REPUBLIKA.CO.ID, RIYADH -- Arab Saudi dilaporkan diam-diam menawarkan Rusia kesepakatan untuk mengendalikan pasar minyak global dan menjaga kontrak gas jika parlemen Rusia mendukung penggulingan rezim Bashar Al-Assad di Suriah. Informasi itu bocor dari transkrip pertemuan tertutup antara Presiden Rusia Vladimir Putin dan Pangeran Arab Bandar bin Sultan.
Pangeran Bandar, kepala intelijen Saudi, diduga membujuk sekaligus mengancam Kremlin, parlemen Rusia, untuk membantu upaya memecahkan kebuntuan atas Suriah. "Mari kita periksa bagaimana menyusun strategi Rusia-Saudi tentang masalah minyak. Tujuannya adalah untuk menyepakati harga minyak dan jumlah produksi yang menjaga harga minyak stabil di pasar global," ujar Bandar dalam pertemuan empat jam dengan Putin seperti dikutip The Telegraph edisi Senin (26/8).
Pertemuan itu digelar tiga pekan lalu. "Kami memahami minat besar Rusia dalam minyak dan gas di Mediterania dari Israel ke Siprus. Kita juga memahami pentingnya pipa gas Rusia ke Eropa. Kami tidak tertarik bersaing dengan itu. Kita dapat bekerja sama di daerah ini," katanya mengungkapkan.

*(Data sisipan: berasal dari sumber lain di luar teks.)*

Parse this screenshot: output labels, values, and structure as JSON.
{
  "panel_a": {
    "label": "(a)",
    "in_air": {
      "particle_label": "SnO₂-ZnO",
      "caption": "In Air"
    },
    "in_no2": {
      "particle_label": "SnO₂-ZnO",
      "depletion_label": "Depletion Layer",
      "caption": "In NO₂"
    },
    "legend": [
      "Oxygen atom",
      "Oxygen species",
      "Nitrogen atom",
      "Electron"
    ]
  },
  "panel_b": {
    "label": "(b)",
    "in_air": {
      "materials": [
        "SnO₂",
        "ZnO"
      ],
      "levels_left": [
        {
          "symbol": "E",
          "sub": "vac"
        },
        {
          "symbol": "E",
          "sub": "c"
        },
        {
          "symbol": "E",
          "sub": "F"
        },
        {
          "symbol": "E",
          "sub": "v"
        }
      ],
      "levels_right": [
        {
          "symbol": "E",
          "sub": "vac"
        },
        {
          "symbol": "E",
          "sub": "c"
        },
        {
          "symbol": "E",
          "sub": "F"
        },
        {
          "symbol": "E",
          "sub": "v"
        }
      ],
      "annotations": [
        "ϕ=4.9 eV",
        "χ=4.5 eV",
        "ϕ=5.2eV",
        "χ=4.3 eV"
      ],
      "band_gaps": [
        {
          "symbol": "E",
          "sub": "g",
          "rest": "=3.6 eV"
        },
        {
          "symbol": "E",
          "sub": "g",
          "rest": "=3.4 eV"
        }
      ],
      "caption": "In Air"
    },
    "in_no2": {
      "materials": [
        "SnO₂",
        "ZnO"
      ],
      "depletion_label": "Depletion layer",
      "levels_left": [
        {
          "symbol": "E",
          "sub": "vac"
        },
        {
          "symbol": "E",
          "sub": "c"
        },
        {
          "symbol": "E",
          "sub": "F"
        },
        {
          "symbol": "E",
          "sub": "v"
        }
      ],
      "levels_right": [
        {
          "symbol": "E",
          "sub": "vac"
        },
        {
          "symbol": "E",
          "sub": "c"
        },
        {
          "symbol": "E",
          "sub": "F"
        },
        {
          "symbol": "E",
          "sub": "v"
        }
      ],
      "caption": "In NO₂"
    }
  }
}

Pangeran Saudi mengaku berbicara dengan dukungan penuh dari AS. Pembicaraan itu muncul untuk menawarkan sebuah aliansi antara kartel OPEC dan Rusia. Mereka memproduksi lebih dari 40 juta barel minyak per hari atau 45 persen dari produksi global.
Langkah itu dinilai dapat mengubah peta strategis pasar minyak dunia. Perincian pembicaraan pertama kali bocor ke pers Rusia. Sebuah versi yang lebih perinci muncul di surat kabar AS-Safir Lebanon yang memiliki hubungan dengan Hizbullah dan bermusuhan dengan Saudi.
Sementara itu, negara Barat tengah mempertimbangkan untuk intervensi militer ke Suriah. Hal itu dilakukan setelah ada dugaan serangan senjata kimia di Suriah. Negara Barat menuduh militer Presiden Bashar al-Assad yang melakukan serangan. Namun, Assad dengan tegas membantah keterlibatannya dalam serangan gas beracun yang dikabarkan menewaskan ribuan orang.